Par Raymond Pédoussaut
Date de publication originale :
2021 – Éditions de l’Olivier
Genres : Roman noir, thriller
Personnages principaux : Bess, Benedict, Cole, Freeman, habitants d’un coin perdu de l’Alaska
Quand Bess s’est relevée après avoir rattaché ses lacets, le gamin avait disparu. Mais pourquoi donc sont-ils sortis tous les deux en plein blizzard ? Il est trop tard pour le regretter, maintenant il faut le retrouver. C’est aussi ce que se dit Benedict, le père du garçon. En compagnie de son voisin Cole, ils partent en pleine tempête de neige à la recherche de la fille et de l’enfant. Avec le froid, le blizzard et la neige, tous les quatre risquent leur vie, on ne sort pas avec ce temps en Alaska. Dans cette course contre la montre et contre la mort, petit à petit chacun se dévoile.
Le roman commence par une situation de crise : une femme et un garçon de dix ans se retrouvent en pleine tempête de neige et pire la femme a perdu l’enfant pendant une minute d’inattention. Mais l’essentiel n’est pas dans la course poursuite qui s’engage. Cette situation permet à l’autrice de révéler la vraie personnalité de chacun. Au début, il y a un certain flou sur le rôle des protagonistes : Bess est-elle la mère ? Benedict le père ? Les deux sont-ils mariés, amants ? Que vient faire là Freeman, un noir âgé, au milieu de toute cette blancheur ? Tout se décante au fur et à mesure qu’on avance dans l’intrigue.
- Bess est une jeune femme on ne peut plus inadaptée au froid de l’Alaska. C’est une fille originaire de Californie. Ce qu’elle aime c’est la chaleur et le soleil. Elle a détonné quand elle est arrivée avec sa mini-jupe et ses santiags blanches. Les autres la jugent fofolle et elle-même a une piètre opinion d’elle. Elle est marquée par ses échecs, mais elle a des ressources insoupçonnées quand il le faut. Longtemps, on se demande pourquoi elle est là.
- Benedict est au contraire dans son élément en Alaska. Il y est né et il aime ces grands espaces blancs et vides. Lui, ce qu’il ne supporte pas c’est la promiscuité des villes. Avec sa grande stature et sa barbe, il a l’aspect d’un ours. C’est un taiseux, mais il n’est dénué ni de délicatesse ni de sensibilité.

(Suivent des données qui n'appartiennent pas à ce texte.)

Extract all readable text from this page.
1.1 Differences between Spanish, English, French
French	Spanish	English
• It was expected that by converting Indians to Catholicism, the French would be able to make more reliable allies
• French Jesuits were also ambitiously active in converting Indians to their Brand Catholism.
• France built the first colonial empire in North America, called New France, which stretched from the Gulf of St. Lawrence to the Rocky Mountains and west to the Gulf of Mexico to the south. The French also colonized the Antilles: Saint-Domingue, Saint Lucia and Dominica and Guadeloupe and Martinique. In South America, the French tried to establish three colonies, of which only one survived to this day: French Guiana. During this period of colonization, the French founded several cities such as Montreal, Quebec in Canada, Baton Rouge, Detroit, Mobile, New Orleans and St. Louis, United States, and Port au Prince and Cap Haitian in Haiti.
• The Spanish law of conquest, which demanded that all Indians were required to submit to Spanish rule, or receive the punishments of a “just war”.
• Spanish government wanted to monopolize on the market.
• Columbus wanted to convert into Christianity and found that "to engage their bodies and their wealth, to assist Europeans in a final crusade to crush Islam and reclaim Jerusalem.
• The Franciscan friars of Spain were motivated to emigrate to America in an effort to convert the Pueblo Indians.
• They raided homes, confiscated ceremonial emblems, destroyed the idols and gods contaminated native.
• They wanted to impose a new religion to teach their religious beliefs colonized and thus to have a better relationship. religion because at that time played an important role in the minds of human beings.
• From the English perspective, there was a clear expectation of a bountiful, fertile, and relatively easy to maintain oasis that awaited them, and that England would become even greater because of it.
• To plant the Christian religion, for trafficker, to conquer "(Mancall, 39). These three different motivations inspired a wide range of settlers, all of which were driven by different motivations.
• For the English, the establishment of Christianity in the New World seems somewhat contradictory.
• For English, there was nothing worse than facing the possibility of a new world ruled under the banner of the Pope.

- Cole est arrivé en Alaska, il y a longtemps. Il est maintenant parfaitement intégré. C’est un rustre, misogyne et raciste. Il déteste autant Bess que Freeman. Il partage l’alcool et quelques secrets avec son compère Clifford.
- Freeman, son arrivée a été aussi incongrue que celle de Bess. Personne ne donnait cher de la peau de ce vieux noir dans cet environnement hostile. Mais, à la surprise de tous, Freeman s’est adapté. Son passé de combattant du Vietnam l’a probablement aidé.
Ces quatre personnages prennent la parole à tour de rôle. Fort habilement, par touches successives, Marie Vingtras construit à la fois une intrigue captivante et des portraits saisissants de vérité. L’évolution des personnages entre le début et la fin du roman est considérable. Les drames et les démons de chacun sont révélés au fur et à mesure qu’on avance dans le récit. C’est réalisé avec maîtrise et subtilité. À noter également l’écriture fluide et limpide qui rend la lecture agréable.
Blizzard, récit choral à quatre voix, est un premier roman remarquable. J’espère qu’il sera suivi par d’autres de cette qualité.
Extrait :
Le ciel est encore cotonneux mais déchiré par endroits de zébrures d’un bleu si vif qu’il me donnerait presque envie de pleurer, un bleu pur, comme s’il venait de naître. Tout me paraît si clair, si net autour de moi, les contours de chaque chose dessinés avec tant de précision. Je n’avais pas réalisé à quel point la vue était belle d’ici, à quel point cette nature dépassait tout ce que j’avais connu. J’entends Cole jurer dans mon dos, des sons étouffés, un « c’est pour ton bien » que je ne parviens pas à comprendre. Tout ce que je sais, c’est que je refuse d’être abattue comme un animal. S’il faut mourir, autant regarder la mort en face, sans trembler, comme Benedict l’aurait fait.